From Waukegan, Illinois, the same home town as fellow song and patter man Jack Benny, Rob took to music at an early age, starting on the cello in the 2nd grade and playing it throughout grade school and high school in local and school-run orchestras and symphonies. During a summer orchestra program between 7th and 8th grade one of the instructors let Rob in on the fact that a lot of cellists easily pick up double bass and, more importantly, double bass was incredibly similar to electric bass. “You mean all of this cello stuff can apply to something cool?” Rob asked as he related the story in his show Life With Guitars that showcased in New York and Los Angeles. “That’s like finding out geometry can get you laid!”

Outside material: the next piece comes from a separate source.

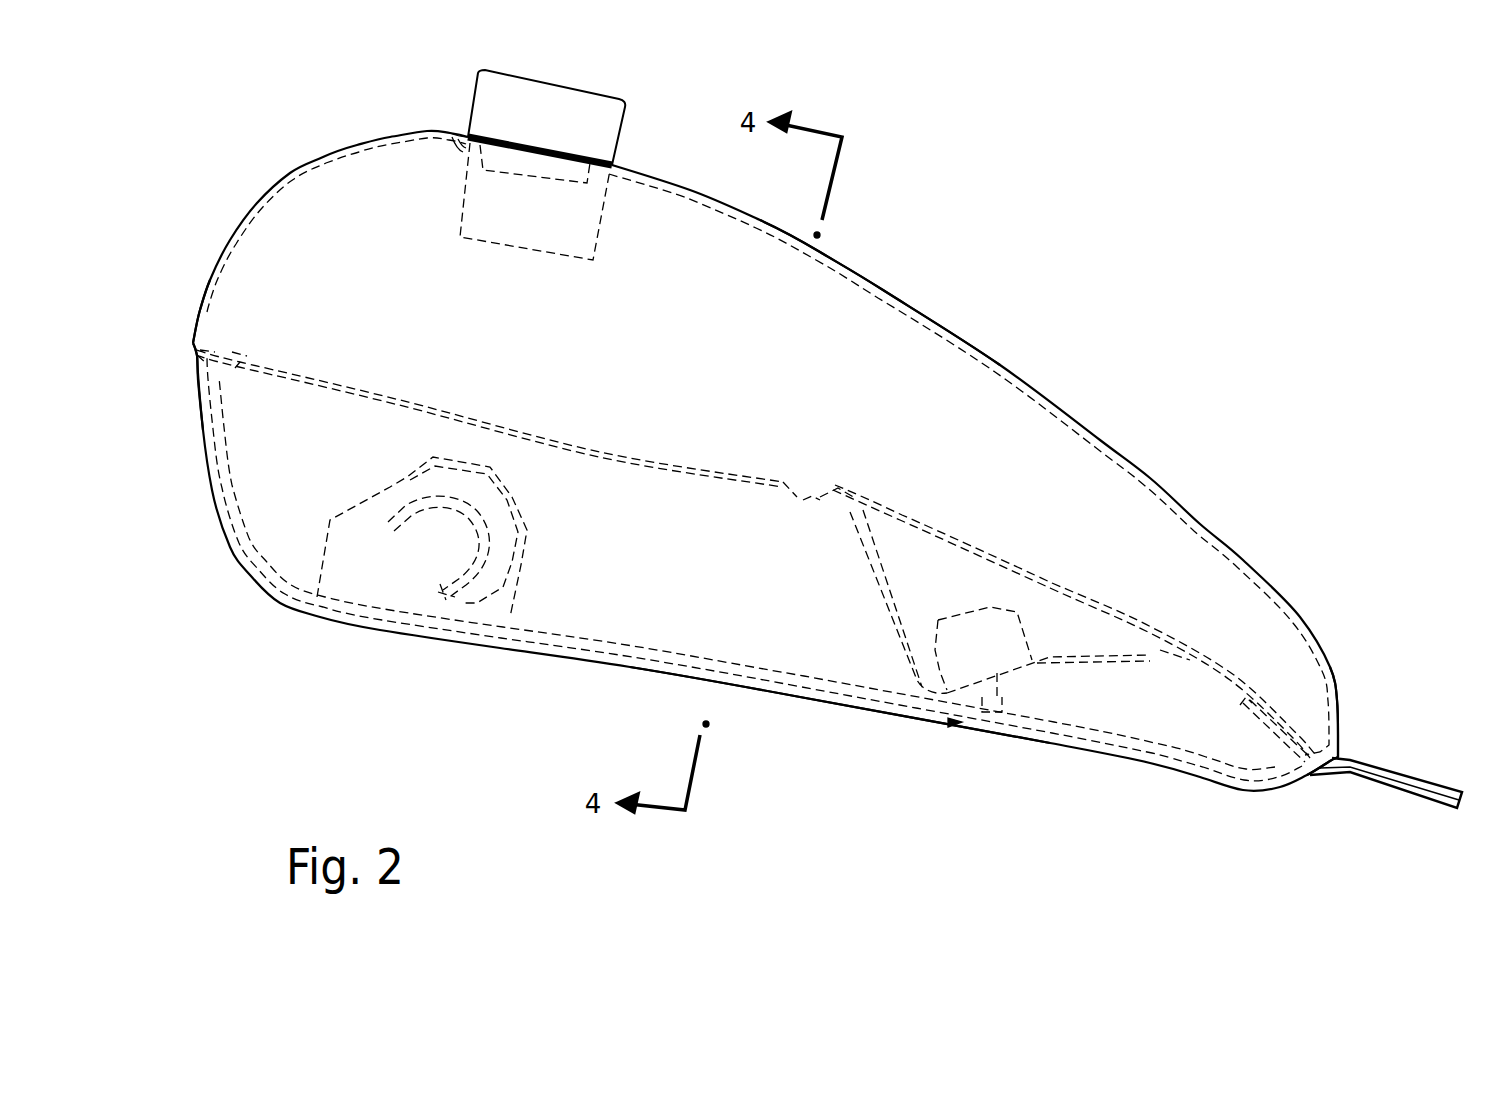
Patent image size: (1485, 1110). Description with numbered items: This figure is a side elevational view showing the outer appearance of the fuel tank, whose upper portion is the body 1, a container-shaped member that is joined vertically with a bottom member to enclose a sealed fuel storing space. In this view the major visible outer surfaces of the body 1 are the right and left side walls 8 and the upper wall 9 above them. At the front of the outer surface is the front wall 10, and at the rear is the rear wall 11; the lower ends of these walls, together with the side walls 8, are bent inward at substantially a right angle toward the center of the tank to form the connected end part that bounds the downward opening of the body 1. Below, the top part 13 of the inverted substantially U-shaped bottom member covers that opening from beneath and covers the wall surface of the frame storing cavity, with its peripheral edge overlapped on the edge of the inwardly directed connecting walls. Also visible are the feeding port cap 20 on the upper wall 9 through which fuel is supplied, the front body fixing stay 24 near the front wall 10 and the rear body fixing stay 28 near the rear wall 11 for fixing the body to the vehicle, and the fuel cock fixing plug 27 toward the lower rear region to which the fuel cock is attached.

Rob soon bought his first electric bass (from a retired accountant in Skokie, Illinois) and started applying his musical talents to his new instrument. Rob and his friends put bands together and played at talent shows, local functions, boy scout events, and anywhere else they could. At 19 Rob joined his friend Dan Pavelich in their most serious musical endeavor The Steppingstones. For the next several years they played the top venues in the area, including The Cabaret Metro and The Avalon in Chicago, and Quarters and The Odd Rock Cafe in Milwuaukee.
During his college years Rob did multi-city duty as a student at the University of Southern California in Los Angeles and a member of Chicago-based The Steppingstones during the summer, winter and whenever else Rob could make it home. Rob got a bachelor’s degree in Creative Writing, studying under noted novelist T.C. Boyle, and also discovered a new passion: stand up comedy. Rob got his first taste of stand up at a contest on campus and was soon hitting open mics and comedy clubs throughout southern California several times a week developing his act. Part of that development was discovering that bringing his lifelong passion for music into his comedy was a natural fit. “Write what you know” for Rob means writing music and about music.
The Steppingstones brought Rob back to Chicago after graduation and they continued to play the Chicago and Milwaukee venues as they worked on demos at Short Order Recorder with power pop guru Jeff Murphy, who produced Material Issue‘s first two albums and was a member of local legends Shoes. The band members began to get pulled in different directions with one stuck in a day job and another in law school, but Rob doubled-down on the starving artist life and dove back into comedy, taking classes at the Second City Training Center and hitting Chicago’s comedy clubs with a vengeance.
Rob soon became a regular at a tiny, 50-seat comedy club in Lincoln Park, where he met just about every working comic in the city, and soon after that Rob did his first showcases at The Improv, Chicago’s biggest club. It went so well the booker invited Rob back to make sure it wasn’t a fluke. Rob continued to knock them dead and became a regular at the Improv and started going on the road as a feature act for Chicago headliners. After landing a college agent Rob began to tour colleges in the Midwest, with one spring tour taking him to over 60 colleges in just three and a half months.
When the Improv closed Rob moved to New York City to further his comedy career and he soon found a home in the burgeoning alt-comedy scene of the Lower East Side. Theater venues like Surf Reality and Collective Unconscious, along with influential weekly shows like Eating It at Luna Lounge were the ideal match for Rob’s dry wit and musical comedy, especially since straight stand up clubs tend to look askance at any comedian wielding a guitar. In New York Rob has flourished as he’s written three solo shows, three one-act plays, was a contributing writer for several years for the sketch group Spurn, and has continued to put out intelligent, clever and funny music.